A decisão, porém, foi contestada poucas horas depois pelo Ministério Público Federal no Pará, que considera o processo irregular. A Procuradoria da República afirma que houve descumprimento de obrigações legais, incluindo a ausência de consultas prévias a comunidades tradicionais e a inexistência de diagnóstico atualizado da pesca artesanal na área afetada.
Diagnósticos inconclusivos
O estudo e relatório de impacto ambiental, sob responsabilidade do próprio DNIT, identifica aproximadamente 6.500 pescadores diretamente afetados pela obra. O número, no entanto, é questionado por colônias e associações locais, que estimam uma população pesqueira superior a 12 mil pessoas.

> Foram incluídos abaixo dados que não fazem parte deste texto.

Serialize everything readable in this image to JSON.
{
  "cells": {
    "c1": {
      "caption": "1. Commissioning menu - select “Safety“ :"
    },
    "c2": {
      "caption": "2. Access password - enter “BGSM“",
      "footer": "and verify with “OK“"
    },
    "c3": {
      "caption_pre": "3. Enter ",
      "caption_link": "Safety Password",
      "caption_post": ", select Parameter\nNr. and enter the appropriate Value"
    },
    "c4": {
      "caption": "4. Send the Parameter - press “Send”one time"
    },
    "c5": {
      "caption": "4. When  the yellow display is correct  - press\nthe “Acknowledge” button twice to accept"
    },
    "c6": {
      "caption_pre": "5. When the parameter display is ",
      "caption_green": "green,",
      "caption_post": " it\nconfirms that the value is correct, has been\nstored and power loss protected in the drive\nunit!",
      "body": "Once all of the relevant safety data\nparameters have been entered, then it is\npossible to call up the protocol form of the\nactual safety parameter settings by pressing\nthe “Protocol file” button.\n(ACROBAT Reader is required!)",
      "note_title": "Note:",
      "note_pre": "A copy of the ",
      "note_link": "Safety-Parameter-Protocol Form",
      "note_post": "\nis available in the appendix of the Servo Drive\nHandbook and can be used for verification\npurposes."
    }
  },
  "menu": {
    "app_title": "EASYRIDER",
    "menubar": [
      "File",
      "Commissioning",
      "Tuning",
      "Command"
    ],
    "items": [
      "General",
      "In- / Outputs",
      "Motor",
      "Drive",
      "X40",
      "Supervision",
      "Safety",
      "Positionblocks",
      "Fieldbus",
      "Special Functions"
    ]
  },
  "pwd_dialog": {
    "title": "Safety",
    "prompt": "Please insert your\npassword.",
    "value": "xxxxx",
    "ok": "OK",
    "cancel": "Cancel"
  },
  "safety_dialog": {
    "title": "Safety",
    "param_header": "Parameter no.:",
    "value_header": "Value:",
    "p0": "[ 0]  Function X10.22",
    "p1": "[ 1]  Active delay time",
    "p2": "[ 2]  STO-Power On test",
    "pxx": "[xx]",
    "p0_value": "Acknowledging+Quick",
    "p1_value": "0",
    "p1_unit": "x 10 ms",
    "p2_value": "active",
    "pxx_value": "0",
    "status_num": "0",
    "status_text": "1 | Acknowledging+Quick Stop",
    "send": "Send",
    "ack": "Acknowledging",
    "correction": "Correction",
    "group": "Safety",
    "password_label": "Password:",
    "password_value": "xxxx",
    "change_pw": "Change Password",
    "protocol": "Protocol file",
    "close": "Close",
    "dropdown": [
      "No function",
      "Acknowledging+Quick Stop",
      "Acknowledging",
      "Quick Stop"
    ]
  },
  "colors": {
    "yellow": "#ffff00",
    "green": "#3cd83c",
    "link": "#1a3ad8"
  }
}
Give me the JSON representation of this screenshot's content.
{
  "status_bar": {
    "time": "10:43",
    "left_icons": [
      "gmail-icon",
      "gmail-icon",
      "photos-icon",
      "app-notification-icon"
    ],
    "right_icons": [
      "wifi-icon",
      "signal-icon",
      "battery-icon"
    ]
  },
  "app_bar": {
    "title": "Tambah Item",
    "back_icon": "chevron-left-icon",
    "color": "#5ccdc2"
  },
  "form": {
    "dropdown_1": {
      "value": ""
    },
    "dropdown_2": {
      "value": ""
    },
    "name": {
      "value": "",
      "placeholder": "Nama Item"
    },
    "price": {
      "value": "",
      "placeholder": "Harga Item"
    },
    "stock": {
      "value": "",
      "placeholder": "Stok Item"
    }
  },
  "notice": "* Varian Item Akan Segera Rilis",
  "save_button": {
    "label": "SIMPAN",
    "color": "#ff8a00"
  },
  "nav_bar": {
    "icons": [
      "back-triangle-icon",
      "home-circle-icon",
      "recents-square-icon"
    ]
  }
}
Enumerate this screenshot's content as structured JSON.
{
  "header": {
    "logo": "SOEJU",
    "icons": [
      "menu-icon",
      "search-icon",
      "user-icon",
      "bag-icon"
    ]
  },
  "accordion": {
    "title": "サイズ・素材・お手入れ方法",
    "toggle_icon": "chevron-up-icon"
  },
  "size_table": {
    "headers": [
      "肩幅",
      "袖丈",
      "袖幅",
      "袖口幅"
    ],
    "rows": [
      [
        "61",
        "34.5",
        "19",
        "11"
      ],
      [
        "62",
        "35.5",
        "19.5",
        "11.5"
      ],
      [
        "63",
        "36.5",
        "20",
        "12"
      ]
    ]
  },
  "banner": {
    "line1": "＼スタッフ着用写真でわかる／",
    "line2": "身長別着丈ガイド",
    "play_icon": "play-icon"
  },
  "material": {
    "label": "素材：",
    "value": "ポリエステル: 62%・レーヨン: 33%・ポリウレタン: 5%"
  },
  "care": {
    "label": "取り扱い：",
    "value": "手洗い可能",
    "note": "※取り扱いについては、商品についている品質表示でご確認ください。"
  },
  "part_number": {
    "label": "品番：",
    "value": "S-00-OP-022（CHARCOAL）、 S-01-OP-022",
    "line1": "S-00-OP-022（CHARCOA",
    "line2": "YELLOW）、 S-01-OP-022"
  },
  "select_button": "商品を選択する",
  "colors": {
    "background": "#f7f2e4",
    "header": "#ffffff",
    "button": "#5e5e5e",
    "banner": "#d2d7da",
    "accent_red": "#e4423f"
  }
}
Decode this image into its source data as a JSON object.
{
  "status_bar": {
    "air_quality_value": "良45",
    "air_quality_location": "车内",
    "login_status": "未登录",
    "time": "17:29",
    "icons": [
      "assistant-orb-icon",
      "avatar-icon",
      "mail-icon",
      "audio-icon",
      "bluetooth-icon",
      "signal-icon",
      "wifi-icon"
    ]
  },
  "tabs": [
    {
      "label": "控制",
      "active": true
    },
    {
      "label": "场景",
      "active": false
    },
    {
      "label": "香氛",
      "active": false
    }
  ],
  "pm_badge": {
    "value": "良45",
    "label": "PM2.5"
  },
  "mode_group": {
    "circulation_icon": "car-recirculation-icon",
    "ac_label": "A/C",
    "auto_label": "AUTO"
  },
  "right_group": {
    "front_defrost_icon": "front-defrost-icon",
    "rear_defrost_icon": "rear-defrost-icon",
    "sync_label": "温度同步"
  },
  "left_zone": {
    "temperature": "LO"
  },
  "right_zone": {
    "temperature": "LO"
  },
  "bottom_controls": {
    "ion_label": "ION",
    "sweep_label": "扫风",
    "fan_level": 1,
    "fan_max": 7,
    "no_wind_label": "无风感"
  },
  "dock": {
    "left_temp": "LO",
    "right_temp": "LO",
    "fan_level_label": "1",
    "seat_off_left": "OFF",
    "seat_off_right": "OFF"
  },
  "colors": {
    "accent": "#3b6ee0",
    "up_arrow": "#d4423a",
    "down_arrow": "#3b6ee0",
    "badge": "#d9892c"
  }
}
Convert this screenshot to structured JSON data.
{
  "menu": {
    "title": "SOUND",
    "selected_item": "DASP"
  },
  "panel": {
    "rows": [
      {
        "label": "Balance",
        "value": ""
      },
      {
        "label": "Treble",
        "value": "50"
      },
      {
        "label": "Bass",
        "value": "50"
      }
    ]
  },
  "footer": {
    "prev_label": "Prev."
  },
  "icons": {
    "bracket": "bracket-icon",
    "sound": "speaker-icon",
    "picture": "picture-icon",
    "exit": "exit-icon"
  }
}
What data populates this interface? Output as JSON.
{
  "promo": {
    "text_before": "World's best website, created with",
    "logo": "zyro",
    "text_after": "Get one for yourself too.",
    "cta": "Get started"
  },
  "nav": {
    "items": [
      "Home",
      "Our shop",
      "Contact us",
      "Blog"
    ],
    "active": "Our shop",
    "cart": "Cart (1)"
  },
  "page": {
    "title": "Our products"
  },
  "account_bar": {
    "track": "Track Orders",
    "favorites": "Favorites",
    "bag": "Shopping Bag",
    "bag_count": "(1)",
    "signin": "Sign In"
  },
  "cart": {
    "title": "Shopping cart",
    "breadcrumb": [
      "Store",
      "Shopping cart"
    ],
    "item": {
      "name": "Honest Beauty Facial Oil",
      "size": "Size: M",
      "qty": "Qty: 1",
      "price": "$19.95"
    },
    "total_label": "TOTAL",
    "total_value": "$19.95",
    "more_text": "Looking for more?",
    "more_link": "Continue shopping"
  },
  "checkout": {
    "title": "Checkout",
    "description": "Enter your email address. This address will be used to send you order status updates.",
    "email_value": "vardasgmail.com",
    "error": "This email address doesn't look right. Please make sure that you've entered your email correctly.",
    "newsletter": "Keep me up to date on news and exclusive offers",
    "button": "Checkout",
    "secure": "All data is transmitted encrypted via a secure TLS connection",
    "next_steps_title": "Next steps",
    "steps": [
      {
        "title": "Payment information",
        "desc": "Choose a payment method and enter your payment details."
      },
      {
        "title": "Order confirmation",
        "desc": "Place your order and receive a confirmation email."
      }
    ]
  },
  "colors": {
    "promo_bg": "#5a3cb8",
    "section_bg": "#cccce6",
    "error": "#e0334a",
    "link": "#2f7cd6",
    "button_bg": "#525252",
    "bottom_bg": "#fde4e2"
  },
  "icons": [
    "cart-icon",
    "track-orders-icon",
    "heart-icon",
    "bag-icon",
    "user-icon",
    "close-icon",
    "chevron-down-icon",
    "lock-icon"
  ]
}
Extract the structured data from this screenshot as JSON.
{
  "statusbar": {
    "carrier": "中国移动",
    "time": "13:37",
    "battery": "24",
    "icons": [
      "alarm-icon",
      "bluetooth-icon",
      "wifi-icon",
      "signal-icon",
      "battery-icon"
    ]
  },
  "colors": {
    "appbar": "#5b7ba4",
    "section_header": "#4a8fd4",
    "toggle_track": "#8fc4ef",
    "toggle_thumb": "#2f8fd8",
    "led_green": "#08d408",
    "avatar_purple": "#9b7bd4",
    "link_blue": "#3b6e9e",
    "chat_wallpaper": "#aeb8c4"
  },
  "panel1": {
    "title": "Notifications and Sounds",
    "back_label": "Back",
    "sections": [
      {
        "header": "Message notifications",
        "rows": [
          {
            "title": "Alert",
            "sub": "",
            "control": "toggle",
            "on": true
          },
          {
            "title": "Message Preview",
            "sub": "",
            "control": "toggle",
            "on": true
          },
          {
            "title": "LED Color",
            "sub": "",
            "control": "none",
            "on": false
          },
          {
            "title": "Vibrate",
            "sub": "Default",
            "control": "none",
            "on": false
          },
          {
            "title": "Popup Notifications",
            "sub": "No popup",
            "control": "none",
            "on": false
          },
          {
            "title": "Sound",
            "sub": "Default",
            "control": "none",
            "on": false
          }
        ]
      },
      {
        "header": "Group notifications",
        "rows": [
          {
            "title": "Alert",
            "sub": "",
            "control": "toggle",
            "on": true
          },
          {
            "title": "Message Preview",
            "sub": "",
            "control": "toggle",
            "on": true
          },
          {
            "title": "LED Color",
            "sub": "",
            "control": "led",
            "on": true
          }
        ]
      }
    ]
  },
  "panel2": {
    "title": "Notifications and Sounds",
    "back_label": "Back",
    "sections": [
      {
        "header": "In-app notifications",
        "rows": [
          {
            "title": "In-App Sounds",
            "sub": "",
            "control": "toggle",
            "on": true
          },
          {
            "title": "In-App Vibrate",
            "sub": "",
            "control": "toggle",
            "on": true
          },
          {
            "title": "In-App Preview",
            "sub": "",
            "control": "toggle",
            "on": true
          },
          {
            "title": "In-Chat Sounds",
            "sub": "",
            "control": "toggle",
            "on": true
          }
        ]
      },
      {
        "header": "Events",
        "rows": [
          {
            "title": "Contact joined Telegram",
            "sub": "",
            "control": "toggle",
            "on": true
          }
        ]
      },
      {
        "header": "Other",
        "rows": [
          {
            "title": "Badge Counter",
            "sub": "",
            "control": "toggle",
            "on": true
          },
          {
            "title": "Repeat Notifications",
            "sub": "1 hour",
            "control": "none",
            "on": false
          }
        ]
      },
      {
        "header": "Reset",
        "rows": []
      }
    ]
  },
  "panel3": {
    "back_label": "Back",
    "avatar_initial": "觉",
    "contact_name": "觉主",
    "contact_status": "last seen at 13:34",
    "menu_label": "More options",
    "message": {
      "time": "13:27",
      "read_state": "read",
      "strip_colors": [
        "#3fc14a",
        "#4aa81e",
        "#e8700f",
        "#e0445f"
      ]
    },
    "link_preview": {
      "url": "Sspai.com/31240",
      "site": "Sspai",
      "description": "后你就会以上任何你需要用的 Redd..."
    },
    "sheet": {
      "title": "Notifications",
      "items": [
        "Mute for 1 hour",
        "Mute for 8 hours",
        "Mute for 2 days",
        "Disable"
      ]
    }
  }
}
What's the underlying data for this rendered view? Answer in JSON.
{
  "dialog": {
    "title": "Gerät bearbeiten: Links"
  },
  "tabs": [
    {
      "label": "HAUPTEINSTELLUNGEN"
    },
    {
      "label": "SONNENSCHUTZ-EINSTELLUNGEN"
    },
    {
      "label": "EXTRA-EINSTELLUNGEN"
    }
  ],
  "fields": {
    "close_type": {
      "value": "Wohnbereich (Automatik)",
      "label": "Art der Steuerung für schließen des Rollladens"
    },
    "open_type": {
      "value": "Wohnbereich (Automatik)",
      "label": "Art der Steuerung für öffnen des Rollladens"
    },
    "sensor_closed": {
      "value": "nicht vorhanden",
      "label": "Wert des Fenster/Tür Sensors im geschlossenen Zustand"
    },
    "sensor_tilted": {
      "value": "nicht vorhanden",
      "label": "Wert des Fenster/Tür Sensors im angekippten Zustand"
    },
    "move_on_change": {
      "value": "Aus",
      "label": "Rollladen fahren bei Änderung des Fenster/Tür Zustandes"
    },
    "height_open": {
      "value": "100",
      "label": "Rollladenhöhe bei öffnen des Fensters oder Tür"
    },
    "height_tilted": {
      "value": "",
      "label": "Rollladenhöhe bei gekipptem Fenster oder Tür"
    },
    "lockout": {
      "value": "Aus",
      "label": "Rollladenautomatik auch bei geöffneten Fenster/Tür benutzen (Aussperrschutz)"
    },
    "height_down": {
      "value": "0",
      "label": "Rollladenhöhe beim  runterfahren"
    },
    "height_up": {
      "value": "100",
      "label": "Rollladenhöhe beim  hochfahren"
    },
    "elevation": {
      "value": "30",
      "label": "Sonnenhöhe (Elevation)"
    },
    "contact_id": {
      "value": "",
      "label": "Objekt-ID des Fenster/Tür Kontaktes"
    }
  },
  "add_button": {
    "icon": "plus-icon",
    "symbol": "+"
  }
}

Além da discrepância nos dados, técnicos do Ibama já haviam alertado, em pareceres anteriores, para a carência de informações consistentes sobre as atividades pesqueiras e seus reflexos sociais. Esses alertas constam de análises realizadas entre 2019 e 2020, ainda durante a fase de elaboração da licença prévia.
Pesquisadores que monitoram obras similares na região apontam que a pesca artesanal no entorno do Pedral do Lourenço está ligada a um modo de vida tradicional, com relevância socioeconômica para dezenas de comunidades distribuídas entre os municípios de Itupiranga, Marabá e Tucuruí.
Consulta prévia ignorada
O MPF também menciona a ausência de consulta livre, prévia e informada, prevista pela Convenção 169 da OIT – Organização Internacional do Trabalho, que possui força de lei no Brasil. Essa obrigação legal é reconhecida quando comunidades tradicionais podem ser afetadas por obras ou projetos com repercussão direta sobre seu território e modo de subsistência.
Segundo lideranças locais, desde as primeiras tratativas do projeto, o Ibama não considerou oficialmente os ribeirinhos da região como comunidades tradicionais. Denúncias sobre essa exclusão foram formalizadas em 2021 e, conforme o MPF, não houve alteração na conduta da autarquia até a emissão da licença atual.
A consulta prévia é uma etapa independente dos estudos técnicos e constitui requisito legal autônomo para a validação de empreendimentos em áreas habitadas por populações reconhecidas como tradicionais. O não cumprimento dessa etapa pode comprometer a legalidade do processo de licenciamento.
Controvérsia jurídica em andamento
Do ponto de vista jurídico, a autorização concedida pelo Ibama entra em conflito com decisões anteriores do próprio Poder Judiciário. Em 2021, a Justiça Federal em Marabá determinou que não houvesse prosseguimento no processo de licenciamento da hidrovia até que todas as comunidades potencialmente afetadas fossem consultadas.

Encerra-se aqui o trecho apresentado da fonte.